Macron promet des prêts. Mais les banques ne suivent pas et ne jouent pas le jeu, malgré les garanties du gouvernement. Et les heures envolées – pour cause d’annulation sur six mois – ne se rattraperont jamais. Macron promet d’éventuels reports de paiements mais petits libraires, petites salles et gens, déjà étranglés par les attentats, les gilets jaunes, les gréves, avant même que… vont bel et bien rester sur le carreau. Macron promet la réouverture générale, mais les technocrates imposent des simagrées et chicanes si improbables que personne ne va oser entrer dans ces théâtres transformés en hôpital anxiogène. Le rapport Bricaire est à ce titre un régal ! Les acteurs sont obligés de porter des masques, il n’y a plus d’entracte autorisé, et des jauges viennent interdire toute rentabilité. 

Macron promet pour les intermittents une “année blanche”. Mais beaucoup de dossiers sont et seront refusés, il n’y a pour beaucoup comme seul horizon que la précarité. Enfin, c’est là le seul point positif de son discours. 

Macron promet une commande publique pour les photographes, dessinateurs, arts plastiques… mais réservée aux moins de trente ans. Pourquoi ce jeunisme ? On ne sait. Pour privilégier ce qu’il imagine être la seule culture vivante d’aujourd’hui, les arts dérivés du hip hop? Même Booba et Ladj Ly sont plus vieux ! 

Macron veut “réinventer”, c’est son grand mot, mais ses suggestions pour “un été apprenant et culturel” tiennent de la poésie pure, de la fantaisie, sinon de l’insulte. “Des formes plus petites avec peu ou pas de public”. Peu de clients et pas de rentrée d’argent? Qu’il passe devant. 

Si on devait résumer, le président a bien une idée pour les musiciens et les acteurs, pour les artistes en général : le bénévolat ! Parlez-moi d’une idée neuve. Le bénévolat est la plaie et la malédiction de l’artiste… N’empêche, il insiste. Bénévolat dans les écoles/garderies (ça occupera les gosses, ces conneries), dans la rue, pour des spectacles de moins de 50 personnes… Merci. Il y a peu de boulangers et charcutiers bénévoles. Mais pour la “ Culture”, on n’a peur de rien.

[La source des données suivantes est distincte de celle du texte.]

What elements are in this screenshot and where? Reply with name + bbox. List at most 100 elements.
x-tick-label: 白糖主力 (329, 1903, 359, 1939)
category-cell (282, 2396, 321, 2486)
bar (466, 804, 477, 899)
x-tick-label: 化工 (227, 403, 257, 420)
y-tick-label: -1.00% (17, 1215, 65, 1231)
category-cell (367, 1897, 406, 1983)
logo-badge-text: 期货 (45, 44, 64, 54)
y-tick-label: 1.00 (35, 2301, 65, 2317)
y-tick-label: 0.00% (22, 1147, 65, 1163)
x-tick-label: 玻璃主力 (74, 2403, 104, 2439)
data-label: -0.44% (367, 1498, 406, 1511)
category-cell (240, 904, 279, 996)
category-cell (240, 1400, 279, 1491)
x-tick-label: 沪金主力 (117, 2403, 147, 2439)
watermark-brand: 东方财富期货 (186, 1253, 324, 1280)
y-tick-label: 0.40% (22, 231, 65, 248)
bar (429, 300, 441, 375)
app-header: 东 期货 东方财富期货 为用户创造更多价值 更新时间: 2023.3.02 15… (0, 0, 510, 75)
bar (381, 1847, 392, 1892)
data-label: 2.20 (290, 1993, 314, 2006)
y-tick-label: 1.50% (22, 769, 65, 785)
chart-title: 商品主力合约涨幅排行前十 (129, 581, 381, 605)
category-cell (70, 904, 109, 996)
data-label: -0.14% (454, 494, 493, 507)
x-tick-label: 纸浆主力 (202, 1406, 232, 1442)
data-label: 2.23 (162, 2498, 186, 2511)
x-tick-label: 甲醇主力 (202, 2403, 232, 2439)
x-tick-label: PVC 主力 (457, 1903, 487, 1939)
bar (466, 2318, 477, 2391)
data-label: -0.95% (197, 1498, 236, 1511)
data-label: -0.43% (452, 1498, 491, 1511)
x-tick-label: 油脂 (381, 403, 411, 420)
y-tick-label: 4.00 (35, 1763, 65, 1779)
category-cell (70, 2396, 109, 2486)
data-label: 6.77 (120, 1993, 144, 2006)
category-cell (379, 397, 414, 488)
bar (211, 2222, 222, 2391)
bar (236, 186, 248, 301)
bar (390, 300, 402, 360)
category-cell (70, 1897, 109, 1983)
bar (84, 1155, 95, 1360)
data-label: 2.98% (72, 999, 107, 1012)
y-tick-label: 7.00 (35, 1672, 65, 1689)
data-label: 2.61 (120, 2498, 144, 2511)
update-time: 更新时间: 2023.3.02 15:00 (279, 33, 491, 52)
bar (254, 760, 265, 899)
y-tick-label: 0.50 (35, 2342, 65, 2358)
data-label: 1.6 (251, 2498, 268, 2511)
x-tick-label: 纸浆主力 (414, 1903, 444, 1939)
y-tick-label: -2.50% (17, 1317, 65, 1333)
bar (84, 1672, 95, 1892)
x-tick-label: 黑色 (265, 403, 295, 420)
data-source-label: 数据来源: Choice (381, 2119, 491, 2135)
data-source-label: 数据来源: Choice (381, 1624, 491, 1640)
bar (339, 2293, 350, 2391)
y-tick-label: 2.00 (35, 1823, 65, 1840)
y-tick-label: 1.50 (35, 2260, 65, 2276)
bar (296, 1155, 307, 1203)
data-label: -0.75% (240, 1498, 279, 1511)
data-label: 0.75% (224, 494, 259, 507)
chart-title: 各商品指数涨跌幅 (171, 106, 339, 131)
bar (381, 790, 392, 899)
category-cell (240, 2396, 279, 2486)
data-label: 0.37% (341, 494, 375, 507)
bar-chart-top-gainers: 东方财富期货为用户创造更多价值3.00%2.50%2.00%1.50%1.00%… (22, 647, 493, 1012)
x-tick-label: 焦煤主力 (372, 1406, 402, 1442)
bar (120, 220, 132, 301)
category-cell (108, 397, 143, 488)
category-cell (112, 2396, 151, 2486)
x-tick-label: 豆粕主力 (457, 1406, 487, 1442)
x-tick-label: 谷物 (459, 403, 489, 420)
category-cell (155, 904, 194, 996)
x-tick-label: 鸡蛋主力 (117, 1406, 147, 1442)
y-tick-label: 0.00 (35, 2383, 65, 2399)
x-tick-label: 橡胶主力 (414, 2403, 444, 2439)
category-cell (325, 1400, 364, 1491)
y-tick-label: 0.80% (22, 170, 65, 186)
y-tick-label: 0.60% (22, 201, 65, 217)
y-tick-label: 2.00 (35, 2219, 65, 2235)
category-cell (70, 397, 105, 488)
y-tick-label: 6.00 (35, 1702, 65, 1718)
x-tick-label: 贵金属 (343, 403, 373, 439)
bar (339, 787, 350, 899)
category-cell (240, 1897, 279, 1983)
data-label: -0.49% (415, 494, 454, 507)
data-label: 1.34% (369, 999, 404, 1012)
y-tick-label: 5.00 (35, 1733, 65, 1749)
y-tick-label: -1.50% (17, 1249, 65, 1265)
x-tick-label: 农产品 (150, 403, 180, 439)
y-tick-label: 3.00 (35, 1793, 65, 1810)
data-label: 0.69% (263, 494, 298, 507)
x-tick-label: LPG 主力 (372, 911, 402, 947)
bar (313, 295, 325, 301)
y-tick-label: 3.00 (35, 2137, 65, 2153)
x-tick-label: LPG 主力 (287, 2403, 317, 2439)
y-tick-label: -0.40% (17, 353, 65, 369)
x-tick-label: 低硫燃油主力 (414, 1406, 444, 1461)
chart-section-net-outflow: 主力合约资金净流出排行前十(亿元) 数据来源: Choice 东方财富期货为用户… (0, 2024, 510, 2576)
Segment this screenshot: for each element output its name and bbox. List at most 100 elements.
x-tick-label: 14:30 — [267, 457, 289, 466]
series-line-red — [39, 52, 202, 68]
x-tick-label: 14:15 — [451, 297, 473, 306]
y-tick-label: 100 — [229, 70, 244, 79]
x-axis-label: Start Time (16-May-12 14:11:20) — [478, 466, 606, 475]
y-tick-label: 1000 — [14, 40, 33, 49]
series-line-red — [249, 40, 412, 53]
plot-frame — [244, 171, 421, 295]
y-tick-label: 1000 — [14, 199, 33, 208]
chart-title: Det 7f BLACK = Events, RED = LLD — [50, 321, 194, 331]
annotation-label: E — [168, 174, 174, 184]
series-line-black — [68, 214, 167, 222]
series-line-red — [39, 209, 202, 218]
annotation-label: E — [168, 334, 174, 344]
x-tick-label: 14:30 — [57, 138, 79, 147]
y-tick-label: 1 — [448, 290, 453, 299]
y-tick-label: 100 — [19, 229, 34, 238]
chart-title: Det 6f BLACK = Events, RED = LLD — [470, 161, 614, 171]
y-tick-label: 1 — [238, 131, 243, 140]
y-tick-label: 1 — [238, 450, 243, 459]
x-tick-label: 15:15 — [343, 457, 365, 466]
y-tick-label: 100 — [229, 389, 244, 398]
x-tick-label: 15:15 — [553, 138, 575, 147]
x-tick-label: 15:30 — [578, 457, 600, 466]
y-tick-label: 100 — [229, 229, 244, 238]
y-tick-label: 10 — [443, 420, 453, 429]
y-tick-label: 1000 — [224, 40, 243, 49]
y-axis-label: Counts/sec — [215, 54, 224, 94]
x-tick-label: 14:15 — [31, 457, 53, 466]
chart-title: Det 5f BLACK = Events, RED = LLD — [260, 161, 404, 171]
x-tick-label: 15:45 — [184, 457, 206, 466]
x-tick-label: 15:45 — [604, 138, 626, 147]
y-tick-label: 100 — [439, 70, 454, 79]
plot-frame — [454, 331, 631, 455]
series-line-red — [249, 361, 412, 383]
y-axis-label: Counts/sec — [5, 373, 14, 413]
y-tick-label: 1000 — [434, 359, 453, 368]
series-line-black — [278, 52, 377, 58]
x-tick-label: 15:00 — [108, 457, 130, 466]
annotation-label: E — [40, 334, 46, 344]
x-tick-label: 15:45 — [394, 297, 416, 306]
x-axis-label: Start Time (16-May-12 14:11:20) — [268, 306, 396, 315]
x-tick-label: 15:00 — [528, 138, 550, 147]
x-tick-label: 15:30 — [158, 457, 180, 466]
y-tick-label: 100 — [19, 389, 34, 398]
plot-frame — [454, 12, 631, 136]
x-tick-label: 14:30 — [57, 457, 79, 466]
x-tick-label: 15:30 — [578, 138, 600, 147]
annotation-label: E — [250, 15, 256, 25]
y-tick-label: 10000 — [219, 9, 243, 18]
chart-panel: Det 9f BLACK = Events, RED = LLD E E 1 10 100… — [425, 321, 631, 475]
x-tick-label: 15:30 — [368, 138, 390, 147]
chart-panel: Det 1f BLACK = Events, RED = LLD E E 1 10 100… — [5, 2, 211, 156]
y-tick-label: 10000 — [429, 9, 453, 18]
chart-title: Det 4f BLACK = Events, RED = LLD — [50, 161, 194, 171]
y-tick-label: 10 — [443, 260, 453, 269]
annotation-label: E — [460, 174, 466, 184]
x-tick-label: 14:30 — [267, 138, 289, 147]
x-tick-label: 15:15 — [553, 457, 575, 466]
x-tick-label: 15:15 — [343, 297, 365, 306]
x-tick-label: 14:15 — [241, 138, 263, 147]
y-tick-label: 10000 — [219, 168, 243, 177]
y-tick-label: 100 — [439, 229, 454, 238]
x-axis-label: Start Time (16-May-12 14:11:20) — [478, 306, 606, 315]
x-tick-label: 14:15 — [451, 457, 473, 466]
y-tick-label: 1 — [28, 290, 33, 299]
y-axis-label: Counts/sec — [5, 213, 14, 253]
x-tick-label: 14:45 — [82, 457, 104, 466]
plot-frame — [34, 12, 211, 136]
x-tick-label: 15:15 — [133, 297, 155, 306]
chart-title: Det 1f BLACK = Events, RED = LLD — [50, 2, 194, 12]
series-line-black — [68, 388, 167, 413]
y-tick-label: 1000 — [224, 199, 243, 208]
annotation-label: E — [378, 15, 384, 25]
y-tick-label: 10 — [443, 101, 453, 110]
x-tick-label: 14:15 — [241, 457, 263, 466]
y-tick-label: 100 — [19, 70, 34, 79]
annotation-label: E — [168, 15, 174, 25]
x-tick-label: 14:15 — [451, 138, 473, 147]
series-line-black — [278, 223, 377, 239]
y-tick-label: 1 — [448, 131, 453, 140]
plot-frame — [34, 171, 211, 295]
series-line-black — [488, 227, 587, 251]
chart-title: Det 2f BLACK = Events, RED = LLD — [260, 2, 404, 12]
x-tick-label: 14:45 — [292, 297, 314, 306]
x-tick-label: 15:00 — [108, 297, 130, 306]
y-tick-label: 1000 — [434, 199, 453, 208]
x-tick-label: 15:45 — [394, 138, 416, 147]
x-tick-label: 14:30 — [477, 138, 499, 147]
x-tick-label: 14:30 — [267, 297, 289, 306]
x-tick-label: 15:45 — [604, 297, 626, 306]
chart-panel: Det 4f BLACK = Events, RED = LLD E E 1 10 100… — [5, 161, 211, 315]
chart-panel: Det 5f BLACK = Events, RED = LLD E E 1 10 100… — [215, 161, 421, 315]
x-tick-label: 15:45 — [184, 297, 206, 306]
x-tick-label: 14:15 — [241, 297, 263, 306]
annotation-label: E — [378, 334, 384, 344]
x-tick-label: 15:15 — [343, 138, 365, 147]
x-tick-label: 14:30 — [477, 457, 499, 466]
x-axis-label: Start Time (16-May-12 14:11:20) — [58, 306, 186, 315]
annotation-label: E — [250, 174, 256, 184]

Sinon, la culture établie, via une lettre ouverte bien inopportune, de Sting à Madonna, Binoche et consorts en France, profite de la situation pour faire avancer ses pions idéologique et écolo : ces nantis ne parlent que de décroissance ! Or, l’Art libre, la Culture, pour vivre (oh! survivre ! ce serait déjà bien) et prospérer a besoin de croissance. C’est ainsi. Sinon, nous vivrons dans un monde, certes plus ou moins déconfiné, où il n’y aura plus que David Guetta, les Tuche et Madame Pancol en guise de culture.